The influences on the Elantra series, are ??? Influences on Michelle Sagara’s long-running writing-as-Michelle-West fantasy series (she’s currently working on the 14th novel in the series, plus there have been a number of shorter length stories (up to novella) in that universe) include Asian cultures and myth and presumably some European myth/traditional high fantasy/contemporary high fantasy content.

The Dominion of Annagar in the South of the human world, is a gender-defined culture, which differentiates the roles of women and men. The Lords and official authorities are male, and the Lords have harems with primary wiives. The primary wives exert considerable influence, much more than casually obvious, and marriage involved clan/tribal arrangements and affiliations. There appears to be significant influence of Asian, particularly East Asian, culture regarding swords and social order. On the other hand, there’s a culture of the “Voyani,” the survivors of ancient long-gone Cities of Man, traveling and in motion in the South ever since, and in that culture, the absolute rule of each Voyani clan, is the Matriarch.

In the North is the Essaylien Empire, presided over by the two god-born “Twin Kings,” whose successors by law are their sons–but by blood are their half-brothers, engendered by their divine fathers on the Twin Kings’ wives. The Empire is not polygynous, it tends to monogamy, if the citizen is married. Other than the Twin Kings, however, civil authority and position don’t depend on gender, or, for that matter, parentage. Accession to membershing in one of the Ten Houses which occupy the rung just belong the Kings in ruling the society, is by appointment of the Lord of the House. Ascension to the being a Lord of one of the Ten Houses, is either by succeeding the previous Lord as having been designated Heir and being accepted by the House Council (members appointed by the (previous) Lord, or by being the victor in an internal house war, with the Twin Kings staying out of the succession war so long as the bloodshed remains internal to the House.

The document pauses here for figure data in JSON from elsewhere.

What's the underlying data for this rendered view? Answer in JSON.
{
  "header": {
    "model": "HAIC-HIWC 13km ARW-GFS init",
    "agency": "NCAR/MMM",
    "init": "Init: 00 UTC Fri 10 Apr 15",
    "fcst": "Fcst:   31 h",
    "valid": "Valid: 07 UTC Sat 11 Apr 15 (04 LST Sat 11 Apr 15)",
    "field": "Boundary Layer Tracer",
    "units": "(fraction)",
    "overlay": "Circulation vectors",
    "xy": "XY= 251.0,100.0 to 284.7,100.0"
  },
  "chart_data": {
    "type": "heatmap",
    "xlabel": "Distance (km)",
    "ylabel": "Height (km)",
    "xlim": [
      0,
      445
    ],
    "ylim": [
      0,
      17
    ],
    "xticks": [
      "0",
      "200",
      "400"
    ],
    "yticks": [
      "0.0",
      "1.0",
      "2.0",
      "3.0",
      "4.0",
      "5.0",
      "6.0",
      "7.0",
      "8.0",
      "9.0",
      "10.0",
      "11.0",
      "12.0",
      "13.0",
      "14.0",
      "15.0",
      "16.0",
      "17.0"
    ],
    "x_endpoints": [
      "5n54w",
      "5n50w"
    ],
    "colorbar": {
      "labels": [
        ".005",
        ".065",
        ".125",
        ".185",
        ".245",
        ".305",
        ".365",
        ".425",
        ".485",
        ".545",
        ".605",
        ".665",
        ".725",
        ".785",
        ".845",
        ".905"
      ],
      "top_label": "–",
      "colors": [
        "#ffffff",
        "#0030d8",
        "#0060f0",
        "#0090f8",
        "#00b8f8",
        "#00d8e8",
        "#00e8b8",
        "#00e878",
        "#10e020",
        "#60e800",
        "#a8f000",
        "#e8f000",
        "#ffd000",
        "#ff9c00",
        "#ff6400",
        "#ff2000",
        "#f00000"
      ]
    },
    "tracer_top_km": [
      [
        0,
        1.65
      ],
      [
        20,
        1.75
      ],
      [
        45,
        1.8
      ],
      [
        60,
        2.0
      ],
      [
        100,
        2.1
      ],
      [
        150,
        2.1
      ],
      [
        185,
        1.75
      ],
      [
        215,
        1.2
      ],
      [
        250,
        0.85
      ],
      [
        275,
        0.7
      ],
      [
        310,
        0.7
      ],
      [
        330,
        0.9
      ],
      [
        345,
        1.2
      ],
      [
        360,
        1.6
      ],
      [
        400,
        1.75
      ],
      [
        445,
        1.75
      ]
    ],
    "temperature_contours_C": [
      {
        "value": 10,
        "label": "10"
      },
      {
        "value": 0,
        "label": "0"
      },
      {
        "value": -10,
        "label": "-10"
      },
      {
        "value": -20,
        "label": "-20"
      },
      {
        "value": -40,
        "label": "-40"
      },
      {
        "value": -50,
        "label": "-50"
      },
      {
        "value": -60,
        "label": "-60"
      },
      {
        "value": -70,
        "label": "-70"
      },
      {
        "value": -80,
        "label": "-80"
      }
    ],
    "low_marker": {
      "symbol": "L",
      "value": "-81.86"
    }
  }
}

In the internal timeline of the main sequence and timeframe of books (there’s a character who to the perspective of others, is time traveler) House Kalakar and House Terafin both have women as their Lords. The Kalakar is also one of the three generals who lead the Empire’s armies. The Empire has Houses which are more minor, and which inheritance is by blood/lineage–but in them, too, ability rather than gender determines who become the head of the House.

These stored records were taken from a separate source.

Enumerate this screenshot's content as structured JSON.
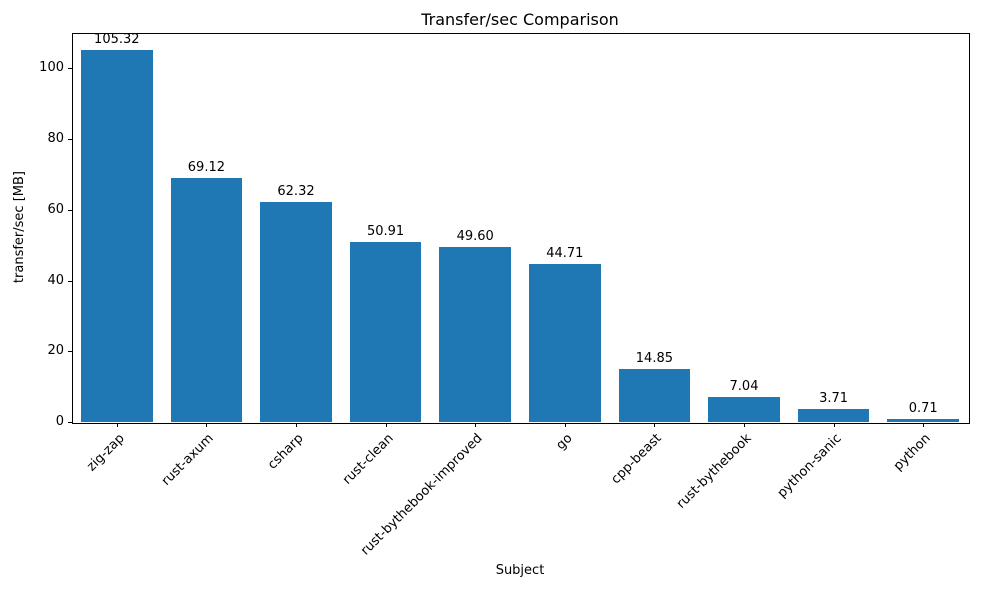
{
  "chart_data": {
    "type": "bar",
    "title": "Transfer/sec Comparison",
    "xlabel": "Subject",
    "ylabel": "transfer/sec [MB]",
    "categories": [
      "zig-zap",
      "rust-axum",
      "csharp",
      "rust-clean",
      "rust-bythebook-improved",
      "go",
      "cpp-beast",
      "rust-bythebook",
      "python-sanic",
      "python"
    ],
    "values": [
      105.32,
      69.12,
      62.32,
      50.91,
      49.6,
      44.71,
      14.85,
      7.04,
      3.71,
      0.71
    ],
    "value_labels": [
      "105.32",
      "69.12",
      "62.32",
      "50.91",
      "49.60",
      "44.71",
      "14.85",
      "7.04",
      "3.71",
      "0.71"
    ],
    "ylim": [
      0,
      110
    ],
    "yticks": [
      0,
      20,
      40,
      60,
      80,
      100
    ],
    "bar_color": "#1f77b4",
    "grid": false,
    "legend_position": "none"
  }
}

The head of the Mage Guild is female, and the head of the bards is female.

The land of the Breodani, where the first two books published in the universe, the Hunter’s Oath and Hunter’s Death duology, start out, roles -are- gender-definied, the Lords of the land are the Hunt Lords, each of whom’s pair with a Hunt Brother-and their religion, involves human death in the annual Sacred Hunt as the price for fertility and survival.

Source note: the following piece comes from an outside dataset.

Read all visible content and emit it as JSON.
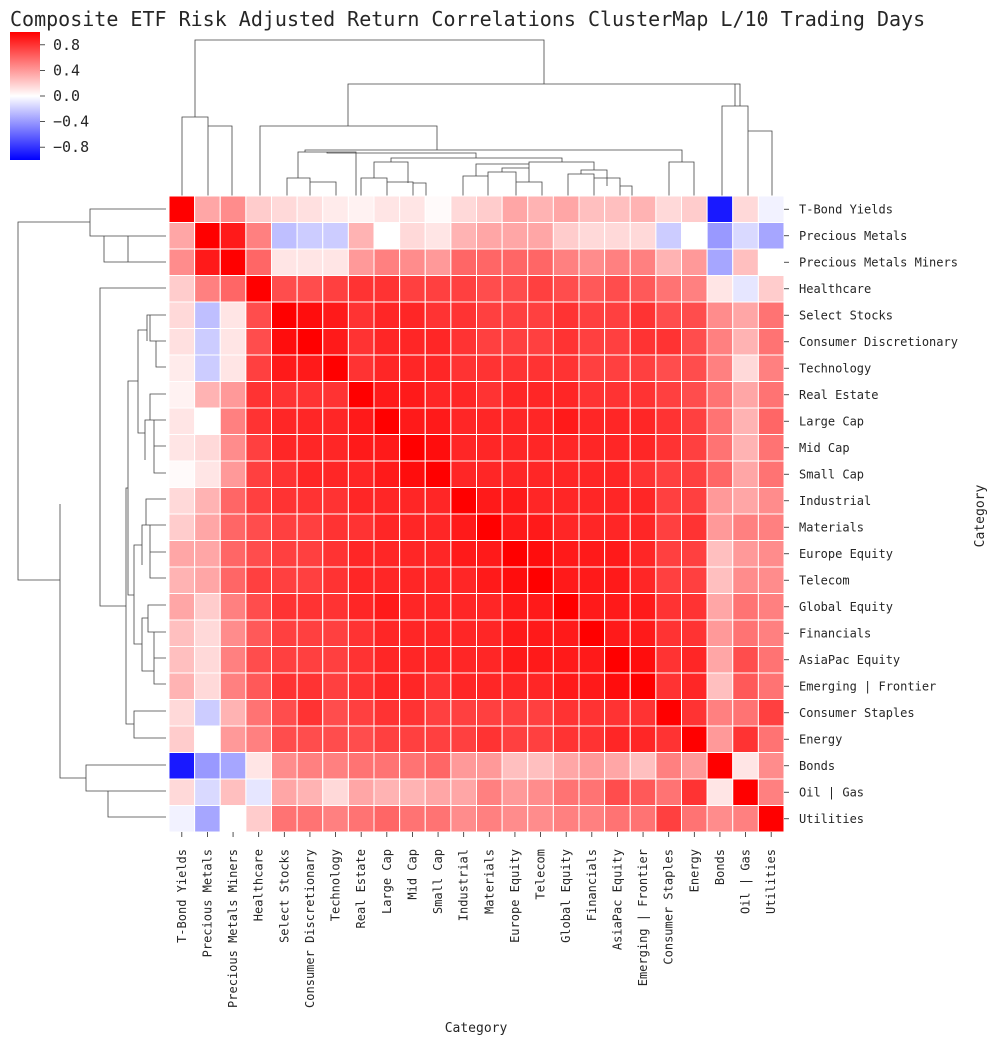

Overall there’s magic in the universe, mages talented with powers, some bards talented with power, Healers had powers, Makers have magic imbued which goes into the works they create, and priests have powers–particularly ones who are offspring of gods. Mages who dabble in forbidden lore, such as demonology and summon creatures and demons from the hells, are a continuing problem….

Again, there seem to be a lot of different influences at work, ideas and myth and values of different cultures, including ones further to the north of the Essaylien Empire.

Thanks for the recommendations, Paula. They sound interesting. It’s good to get recommendations like this.

I’ll check them out. (I looked up the Michelle Sagara, and saw ‘policeman’, now I’m looking for what I hope is a fantasy police procedural. 🙂 I might be wrong, but we both love mysteries here.)